Tiny wires a step towards photonic chip

Australian researchers have engineered one of the world's smallest ever nanowires for the next generation of telecommunication technology, bringing them one step closer to the holy grail of optics - the creation of a 'photonic chip' which would lead to a faster, more sustainable internet.
 
In a paper published in the journal Nano Letters, researchers from Swinburne University of Technology and the Australian National University, describe how they fabricated a tiny nanowire, which is 1000 times thinner than a human hair, in a special type of glass known as chalcogenide.
 
According to lead author and Swinburne PhD candidate Elisa Nicoletti, this is a significant step towards the realisation of the photonic chip - the primary goal of the Centre for Ultrahigh bandwidth Devices for Optical Systems (CUDOS), a nation-wide collaborative project involving six universities and over 130 researchers. The new result demonstrates the importance of the research collaboration enabled by the ARC Centre of Excellence scheme.
 
Consisting of countless kilometres of optic fibre cable, the internet is connected by electronic routers. However, these routers work at much slower speeds than the optic cables, which slows the system down. The photonic chip would solve this problem, powering ultra-fast telecommunications networks that transfer information at the speed of light.
 
But the scientists aren't there yet.
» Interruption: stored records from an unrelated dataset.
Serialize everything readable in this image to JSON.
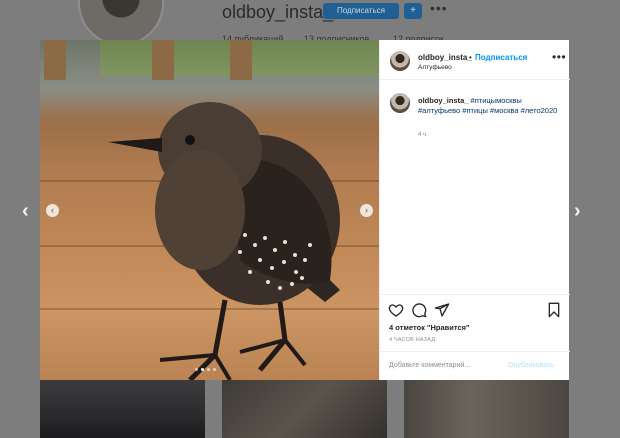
{
  "profile": {
    "username": "oldboy_insta_",
    "follow_label": "Подписаться",
    "plus_label": "+",
    "more_label": "•••",
    "stats": [
      "14 публикаций",
      "13 подписчиков",
      "12 подписок"
    ]
  },
  "nav": {
    "prev": "‹",
    "next": "›"
  },
  "post": {
    "username": "oldboy_insta_",
    "separator": "•",
    "follow_label": "Подписаться",
    "location": "Алтуфьево",
    "more_label": "•••",
    "caption_user": "oldboy_insta_",
    "hashtags": "#птицымосквы #алтуфьево #птицы #москва #лето2020",
    "caption_time": "4 ч.",
    "likes": "4 отметок \"Нравится\"",
    "time_ago": "4 ЧАСОВ НАЗАД",
    "comment_placeholder": "Добавьте комментарий...",
    "publish_label": "Опубликовать",
    "photo_prev": "‹",
    "photo_next": "›",
    "carousel": {
      "count": 4,
      "active_index": 1
    }
  },
  "icons": [
    "heart-icon",
    "comment-icon",
    "share-icon",
    "bookmark-icon",
    "more-icon",
    "chevron-left-icon",
    "chevron-right-icon"
  ],
  "colors": {
    "link": "#0095f6",
    "hashtag": "#00376b",
    "muted": "#8e8e8e",
    "text": "#262626"
  }
}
The realisation of the chip will rely on a range of factors, including the fabrication of extremely small materials and the researchers' ability to harness a unique optical property known as the 'non-linear effect'.
 
This is where the Australian team's tiny new nanowires come into play.
 
''In order to make the chip small, every component needs to be extremely small,'' Nicoletti said. ''So we always try to push it that bit further to make our nanostructures as tiny as possible.''
 
Up until now, researchers have only been able to make nanowires of this size in polymers, which don't have the same unique characteristics as chalcogenide glass.
 
Chalcogenide exhibits non-linearity, which means its optical density changes according to the applied light intensity.
 
''If you pump high density light into an optic fibre made of non-linear material, you can actually change its properties, and therefore change the way other light moves along it,'' Nicoletti said.
 
It is this combination of tiny materials and non-linearity, which has brought the researchers one step closer to their ultimate goal.
 
According to Professor Min Gu, who is director of Swinburne's Centre for Micro-Photonics and leading the Swinburne arm of CUDOS, the group's success will not only create a much faster internet, it will also lead to a more sustainable one.
 
''Not many people realise this, but the internet is a major energy consumer. It's projected that in the next decade it will count for half of the world's energy use,'' he said. ''So making it more efficient will make a huge difference to our carbon footprint.''
 
The publication of the team's findings comes just weeks after Swinburne and ANU were both named in a list of the world's top 100 universities in the field of physics research by the Academic Ranking of World Universities.